Wang Chien-Chih, Tan Kent Loong, Chen Chun-Ting, Lin Yu-Hsiang, Keerthi S Sathiya, Mahajan Dhruv, Sundararajan S, Lin Chih-Jen
Department of Computer Science, National Taiwan University, Taipei 10617, Taiwan
Department of Physics, National Taiwan University, Taipei 10617, Taiwan
Neural Comput. 2018 Jun;30(6):1673-1724. doi: 10.1162/neco_a_01088. Epub 2018 Apr 13.
Deep learning involves a difficult nonconvex optimization problem with a large number of weights between any two adjacent layers of a deep structure. To handle large data sets or complicated networks, distributed training is needed, but the calculation of function, gradient, and Hessian is expensive. In particular, the communication and the synchronization cost may become a bottleneck. In this letter, we focus on situations where the model is distributedly stored and propose a novel distributed Newton method for training deep neural networks. By variable and feature-wise data partitions and some careful designs, we are able to explicitly use the Jacobian matrix for matrix-vector products in the Newton method. Some techniques are incorporated to reduce the running time as well as memory consumption. First, to reduce the communication cost, we propose a diagonalization method such that an approximate Newton direction can be obtained without communication between machines. Second, we consider subsampled Gauss-Newton matrices for reducing the running time as well as the communication cost. Third, to reduce the synchronization cost, we terminate the process of finding an approximate Newton direction even though some nodes have not finished their tasks. Details of some implementation issues in distributed environments are thoroughly investigated. Experiments demonstrate that the proposed method is effective for the distributed training of deep neural networks. Compared with stochastic gradient methods, it is more robust and may give better test accuracy.

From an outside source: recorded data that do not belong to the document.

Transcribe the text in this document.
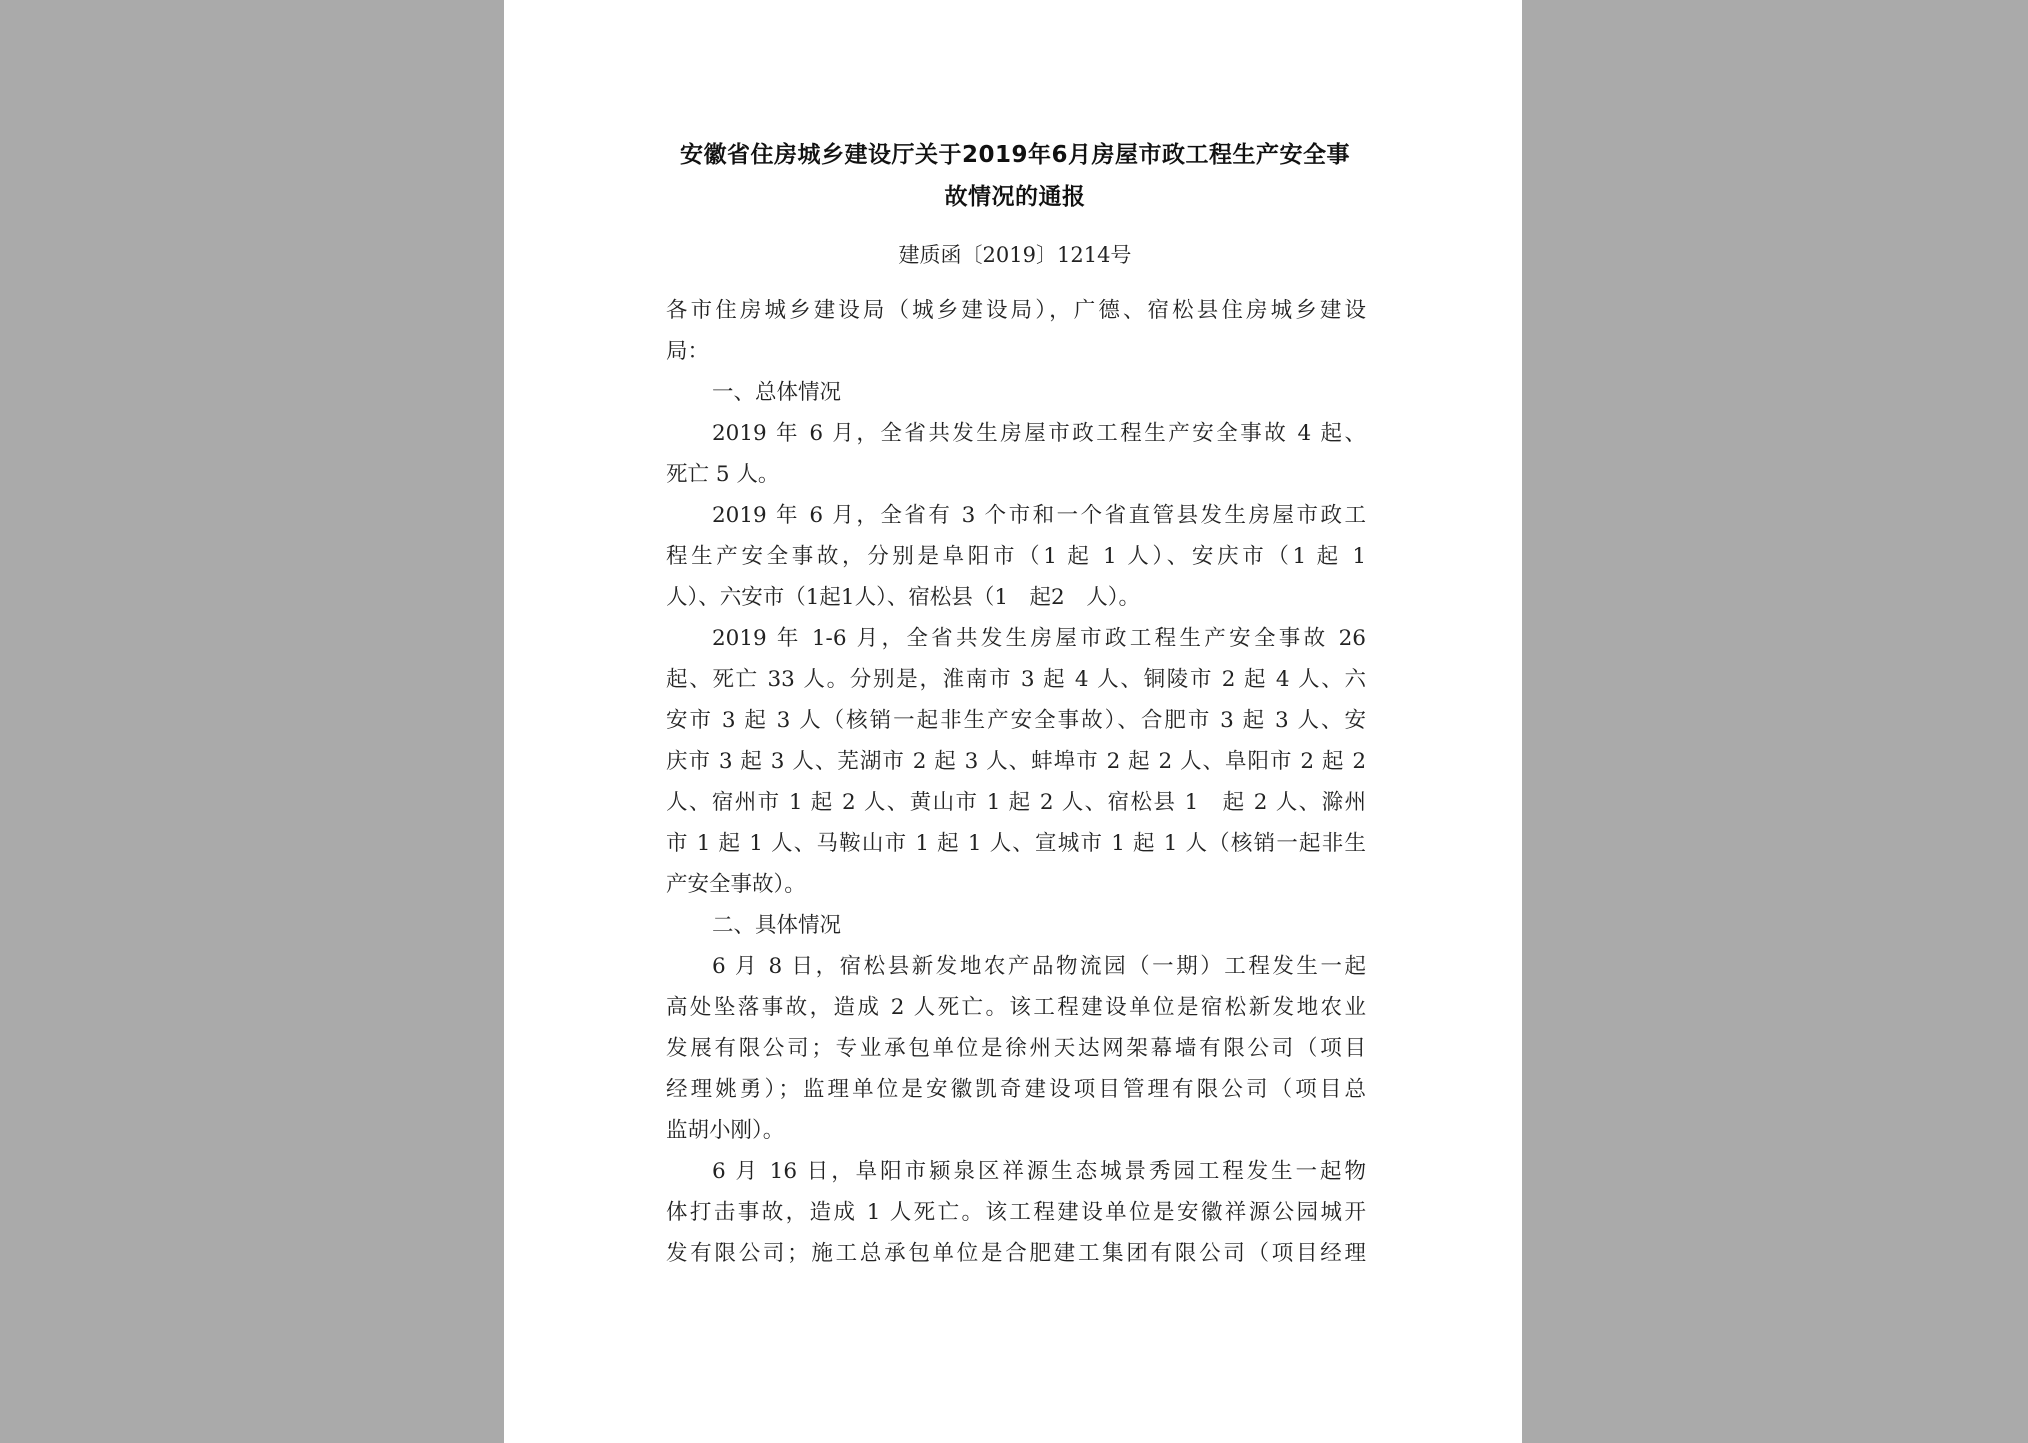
安徽省住房城乡建设厅关于2019年6月房屋市政工程生产安全事
故情况的通报
建质函〔2019〕1214号
各市住房城乡建设局（城乡建设局），广德、宿松县住房城乡建设
局：
一、总体情况
2019 年 6 月，全省共发生房屋市政工程生产安全事故 4 起、
死亡 5 人。
2019 年 6 月，全省有 3 个市和一个省直管县发生房屋市政工
程生产安全事故，分别是阜阳市（1 起 1 人）、安庆市（1 起 1
人）、六安市（1起1人）、宿松县（1　起2　人）。
2019 年 1-6 月，全省共发生房屋市政工程生产安全事故 26
起、死亡 33 人。分别是，淮南市 3 起 4 人、铜陵市 2 起 4 人、六
安市 3 起 3 人（核销一起非生产安全事故）、合肥市 3 起 3 人、安
庆市 3 起 3 人、芜湖市 2 起 3 人、蚌埠市 2 起 2 人、阜阳市 2 起 2
人、宿州市 1 起 2 人、黄山市 1 起 2 人、宿松县 1　起 2 人、滁州
市 1 起 1 人、马鞍山市 1 起 1 人、宣城市 1 起 1 人（核销一起非生
产安全事故）。
二、具体情况
6 月 8 日，宿松县新发地农产品物流园（一期）工程发生一起
高处坠落事故，造成 2 人死亡。该工程建设单位是宿松新发地农业
发展有限公司；专业承包单位是徐州天达网架幕墙有限公司（项目
经理姚勇）；监理单位是安徽凯奇建设项目管理有限公司（项目总
监胡小刚）。
6 月 16 日，阜阳市颍泉区祥源生态城景秀园工程发生一起物
体打击事故，造成 1 人死亡。该工程建设单位是安徽祥源公园城开
发有限公司；施工总承包单位是合肥建工集团有限公司（项目经理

深度学习涉及一个困难的非凸优化问题,在深度结构的任意两个相邻层之间存在大量权重。为了处理大型数据集或复杂网络,需要进行分布式训练,但函数、梯度和海森矩阵的计算成本很高。特别是,通信和同步成本可能成为瓶颈。在这封信中,我们关注模型分布式存储的情况,并提出一种用于训练深度神经网络的新型分布式牛顿法。通过变量和特征维度的数据分区以及一些精心设计,我们能够在牛顿法中明确使用雅可比矩阵进行矩阵向量乘积运算。还采用了一些技术来减少运行时间和内存消耗。首先,为了降低通信成本,我们提出一种对角化方法,使得无需机器间通信就能获得近似牛顿方向。其次,我们考虑使用子采样高斯 - 牛顿矩阵来减少运行时间和通信成本。第三,为了降低同步成本,即使某些节点尚未完成任务,我们也会终止寻找近似牛顿方向的过程。我们对分布式环境中一些实现问题的细节进行了深入研究。实验表明,所提出的方法对于深度神经网络的分布式训练是有效的。与随机梯度方法相比,它更稳健,并且可能给出更好的测试精度。